The first reports a decade ago alleging the systematic murder of healthy Falun Gong practitioners, were greeted with scepticism even from the severest critics of the CCP. Notwithstanding the CCP’s murderous record of human rights abuse, claims that Chinese doctors and the entire medical establishment of China were facilitating the mass murder of prisoners of conscience, for the purpose of pillaging and selling their organs, seemed as unbelievable as science fiction. The claims were treated in the early days as the products of sensationalist journalism.

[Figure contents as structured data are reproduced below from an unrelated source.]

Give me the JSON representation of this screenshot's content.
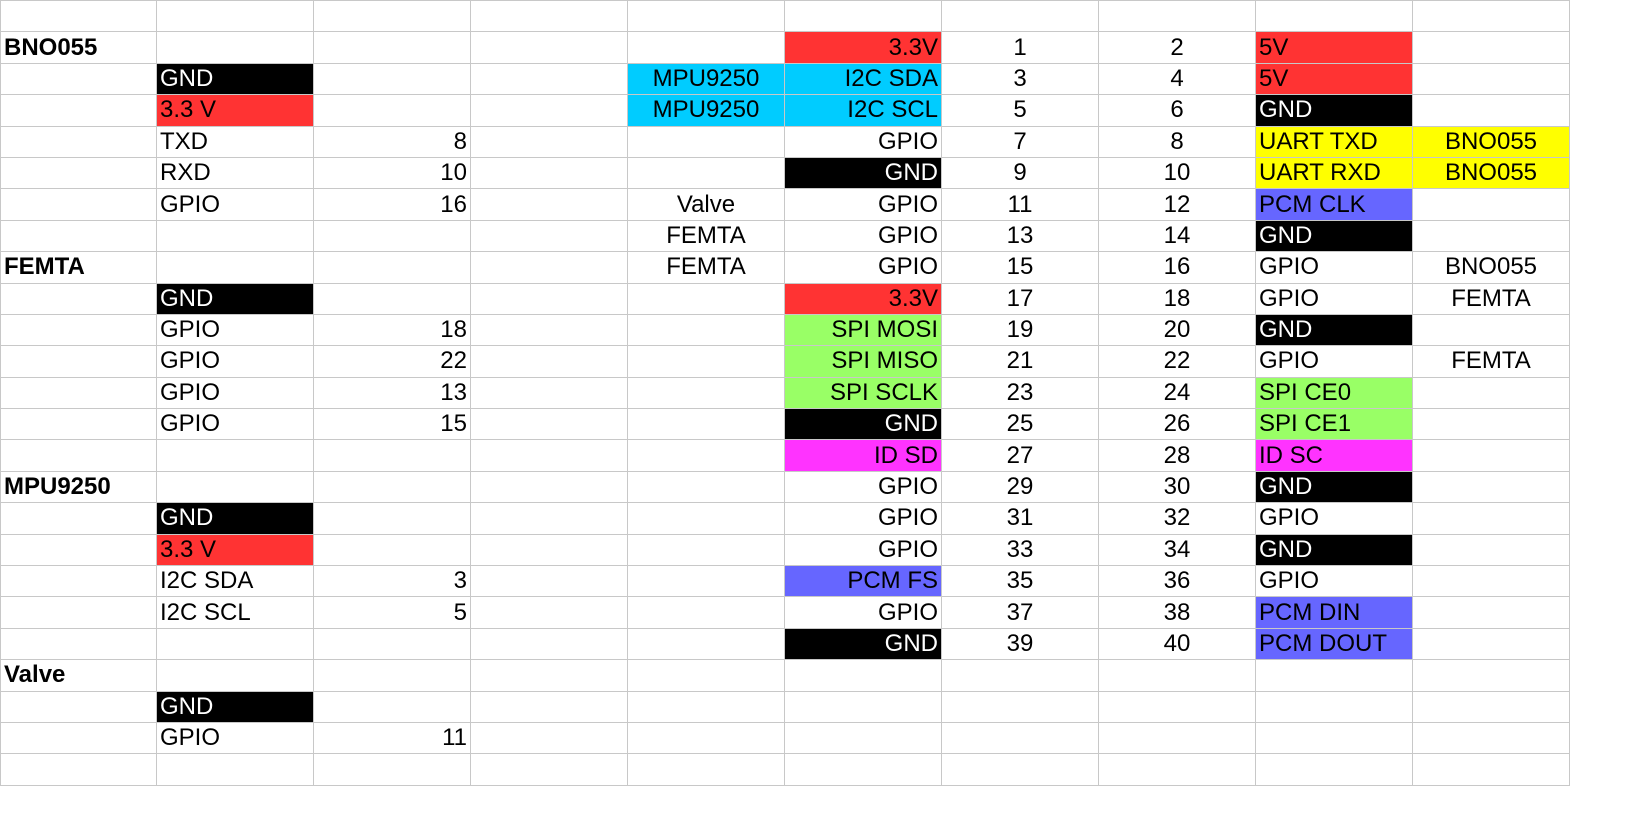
{
  "colors": {
    "red": "#ff3333",
    "black": "#000000",
    "cyan": "#00ccff",
    "yellow": "#ffff00",
    "green": "#99ff66",
    "magenta": "#ff33ff",
    "blue": "#6666ff",
    "white": "#ffffff",
    "grid": "#c8c8c8"
  },
  "rows": [
    [
      {},
      {},
      {},
      {},
      {},
      {},
      {},
      {},
      {},
      {}
    ],
    [
      {
        "t": "BNO055",
        "b": 1
      },
      {},
      {},
      {},
      {},
      {
        "t": "3.3V",
        "bg": "red",
        "a": "r"
      },
      {
        "t": "1",
        "a": "c"
      },
      {
        "t": "2",
        "a": "c"
      },
      {
        "t": "5V",
        "bg": "red"
      },
      {}
    ],
    [
      {},
      {
        "t": "GND",
        "bg": "black",
        "fg": "white"
      },
      {},
      {},
      {
        "t": "MPU9250",
        "bg": "cyan",
        "a": "c"
      },
      {
        "t": "I2C SDA",
        "bg": "cyan",
        "a": "r"
      },
      {
        "t": "3",
        "a": "c"
      },
      {
        "t": "4",
        "a": "c"
      },
      {
        "t": "5V",
        "bg": "red"
      },
      {}
    ],
    [
      {},
      {
        "t": "3.3 V",
        "bg": "red"
      },
      {},
      {},
      {
        "t": "MPU9250",
        "bg": "cyan",
        "a": "c"
      },
      {
        "t": "I2C SCL",
        "bg": "cyan",
        "a": "r"
      },
      {
        "t": "5",
        "a": "c"
      },
      {
        "t": "6",
        "a": "c"
      },
      {
        "t": "GND",
        "bg": "black",
        "fg": "white"
      },
      {}
    ],
    [
      {},
      {
        "t": "TXD"
      },
      {
        "t": "8",
        "a": "r"
      },
      {},
      {},
      {
        "t": "GPIO",
        "a": "r"
      },
      {
        "t": "7",
        "a": "c"
      },
      {
        "t": "8",
        "a": "c"
      },
      {
        "t": "UART TXD",
        "bg": "yellow"
      },
      {
        "t": "BNO055",
        "bg": "yellow",
        "a": "c"
      }
    ],
    [
      {},
      {
        "t": "RXD"
      },
      {
        "t": "10",
        "a": "r"
      },
      {},
      {},
      {
        "t": "GND",
        "bg": "black",
        "fg": "white",
        "a": "r"
      },
      {
        "t": "9",
        "a": "c"
      },
      {
        "t": "10",
        "a": "c"
      },
      {
        "t": "UART RXD",
        "bg": "yellow"
      },
      {
        "t": "BNO055",
        "bg": "yellow",
        "a": "c"
      }
    ],
    [
      {},
      {
        "t": "GPIO"
      },
      {
        "t": "16",
        "a": "r"
      },
      {},
      {
        "t": "Valve",
        "a": "c"
      },
      {
        "t": "GPIO",
        "a": "r"
      },
      {
        "t": "11",
        "a": "c"
      },
      {
        "t": "12",
        "a": "c"
      },
      {
        "t": "PCM CLK",
        "bg": "blue"
      },
      {}
    ],
    [
      {},
      {},
      {},
      {},
      {
        "t": "FEMTA",
        "a": "c"
      },
      {
        "t": "GPIO",
        "a": "r"
      },
      {
        "t": "13",
        "a": "c"
      },
      {
        "t": "14",
        "a": "c"
      },
      {
        "t": "GND",
        "bg": "black",
        "fg": "white"
      },
      {}
    ],
    [
      {
        "t": "FEMTA",
        "b": 1
      },
      {},
      {},
      {},
      {
        "t": "FEMTA",
        "a": "c"
      },
      {
        "t": "GPIO",
        "a": "r"
      },
      {
        "t": "15",
        "a": "c"
      },
      {
        "t": "16",
        "a": "c"
      },
      {
        "t": "GPIO"
      },
      {
        "t": "BNO055",
        "a": "c"
      }
    ],
    [
      {},
      {
        "t": "GND",
        "bg": "black",
        "fg": "white"
      },
      {},
      {},
      {},
      {
        "t": "3.3V",
        "bg": "red",
        "a": "r"
      },
      {
        "t": "17",
        "a": "c"
      },
      {
        "t": "18",
        "a": "c"
      },
      {
        "t": "GPIO"
      },
      {
        "t": "FEMTA",
        "a": "c"
      }
    ],
    [
      {},
      {
        "t": "GPIO"
      },
      {
        "t": "18",
        "a": "r"
      },
      {},
      {},
      {
        "t": "SPI MOSI",
        "bg": "green",
        "a": "r"
      },
      {
        "t": "19",
        "a": "c"
      },
      {
        "t": "20",
        "a": "c"
      },
      {
        "t": "GND",
        "bg": "black",
        "fg": "white"
      },
      {}
    ],
    [
      {},
      {
        "t": "GPIO"
      },
      {
        "t": "22",
        "a": "r"
      },
      {},
      {},
      {
        "t": "SPI MISO",
        "bg": "green",
        "a": "r"
      },
      {
        "t": "21",
        "a": "c"
      },
      {
        "t": "22",
        "a": "c"
      },
      {
        "t": "GPIO"
      },
      {
        "t": "FEMTA",
        "a": "c"
      }
    ],
    [
      {},
      {
        "t": "GPIO"
      },
      {
        "t": "13",
        "a": "r"
      },
      {},
      {},
      {
        "t": "SPI SCLK",
        "bg": "green",
        "a": "r"
      },
      {
        "t": "23",
        "a": "c"
      },
      {
        "t": "24",
        "a": "c"
      },
      {
        "t": "SPI CE0",
        "bg": "green"
      },
      {}
    ],
    [
      {},
      {
        "t": "GPIO"
      },
      {
        "t": "15",
        "a": "r"
      },
      {},
      {},
      {
        "t": "GND",
        "bg": "black",
        "fg": "white",
        "a": "r"
      },
      {
        "t": "25",
        "a": "c"
      },
      {
        "t": "26",
        "a": "c"
      },
      {
        "t": "SPI CE1",
        "bg": "green"
      },
      {}
    ],
    [
      {},
      {},
      {},
      {},
      {},
      {
        "t": "ID SD",
        "bg": "magenta",
        "a": "r"
      },
      {
        "t": "27",
        "a": "c"
      },
      {
        "t": "28",
        "a": "c"
      },
      {
        "t": "ID SC",
        "bg": "magenta"
      },
      {}
    ],
    [
      {
        "t": "MPU9250",
        "b": 1
      },
      {},
      {},
      {},
      {},
      {
        "t": "GPIO",
        "a": "r"
      },
      {
        "t": "29",
        "a": "c"
      },
      {
        "t": "30",
        "a": "c"
      },
      {
        "t": "GND",
        "bg": "black",
        "fg": "white"
      },
      {}
    ],
    [
      {},
      {
        "t": "GND",
        "bg": "black",
        "fg": "white"
      },
      {},
      {},
      {},
      {
        "t": "GPIO",
        "a": "r"
      },
      {
        "t": "31",
        "a": "c"
      },
      {
        "t": "32",
        "a": "c"
      },
      {
        "t": "GPIO"
      },
      {}
    ],
    [
      {},
      {
        "t": "3.3 V",
        "bg": "red"
      },
      {},
      {},
      {},
      {
        "t": "GPIO",
        "a": "r"
      },
      {
        "t": "33",
        "a": "c"
      },
      {
        "t": "34",
        "a": "c"
      },
      {
        "t": "GND",
        "bg": "black",
        "fg": "white"
      },
      {}
    ],
    [
      {},
      {
        "t": "I2C SDA"
      },
      {
        "t": "3",
        "a": "r"
      },
      {},
      {},
      {
        "t": "PCM FS",
        "bg": "blue",
        "a": "r"
      },
      {
        "t": "35",
        "a": "c"
      },
      {
        "t": "36",
        "a": "c"
      },
      {
        "t": "GPIO"
      },
      {}
    ],
    [
      {},
      {
        "t": "I2C SCL"
      },
      {
        "t": "5",
        "a": "r"
      },
      {},
      {},
      {
        "t": "GPIO",
        "a": "r"
      },
      {
        "t": "37",
        "a": "c"
      },
      {
        "t": "38",
        "a": "c"
      },
      {
        "t": "PCM DIN",
        "bg": "blue"
      },
      {}
    ],
    [
      {},
      {},
      {},
      {},
      {},
      {
        "t": "GND",
        "bg": "black",
        "fg": "white",
        "a": "r"
      },
      {
        "t": "39",
        "a": "c"
      },
      {
        "t": "40",
        "a": "c"
      },
      {
        "t": "PCM DOUT",
        "bg": "blue"
      },
      {}
    ],
    [
      {
        "t": "Valve",
        "b": 1
      },
      {},
      {},
      {},
      {},
      {},
      {},
      {},
      {},
      {}
    ],
    [
      {},
      {
        "t": "GND",
        "bg": "black",
        "fg": "white"
      },
      {},
      {},
      {},
      {},
      {},
      {},
      {},
      {}
    ],
    [
      {},
      {
        "t": "GPIO"
      },
      {
        "t": "11",
        "a": "r"
      },
      {},
      {},
      {},
      {},
      {},
      {},
      {}
    ],
    [
      {},
      {},
      {},
      {},
      {},
      {},
      {},
      {},
      {},
      {}
    ]
  ]
}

But the evidence of organ harvesting has not come from The National Enquirer or Fox News. The ongoing reality of this atrocity has been thoroughly documented by the solid and substantial research of David Matas, David Kilgour, Torsten Trey, and Ethan Gutmann, whose credibility and integrity are beyond question. This level of bestiality begs the question of whether we can even rationally discuss the Chinese “legal system” or China’s alleged “long march to the rule of law.” How can “rule of law” and human rights in China be researched, examined, and discussed with not a word about this diabolical practice, originally perpetrated against Falun Gong practitioners, but now known, as a result of Gutmann’s research, to include Tibetans, Uighurs, and Christians? Even the Canadian Government, which normally turns a servile face to Beijing, has raised the issue at the United Nations and demanded that China end the practice. Yet Potter’s only mention of Falun Gong persecution is a one line reference to the authorities having illegally detained Falun Gong practitioners and forced them into study classes! The mass murder of healthy prisoners for organ theft cannot be explained as a function of “local normative standards.” This omission is analogous to publishing a study on the “rule of law” in Germany during the 1930s and 1940s, but forgetting to mention the Holocaust. Turning a blind eye to such an enormous issue risks rendering scholarly discussion of the Chinese legal system irrelevant.
Some readers may interpret Potter’s focus on subjective factors of “local normative dynamics,” “selective adaptation,” “institutional capacity,” etc., as an attempt to excuse or explain away China’s clear treaty breaches. That would be unfortunate because the author is no apologist for the Chinese Party/State. On the contrary, his chapters on human rights contain many unvarnished references to gross human rights violations. He deserves credit for his consistent references to the “Party/State,” showing awareness, not always exhibited by other scholars, that the CCP is the government and that the entire state apparatus is simply part of a fraudulent charade. But the “performance” approach at times seems to excuse non-compliance on the basis of Chinese cultural characteristics, perceptions, and institutional limitations. It is unfortunate that the relevance of the chapters on human rights is so reduced by failure to consider the human rights issues that dwarf all others in China today; Potter’s solid chapters in the remainder of this book constitute a useful contribution to the scholarly literature on Chinese law.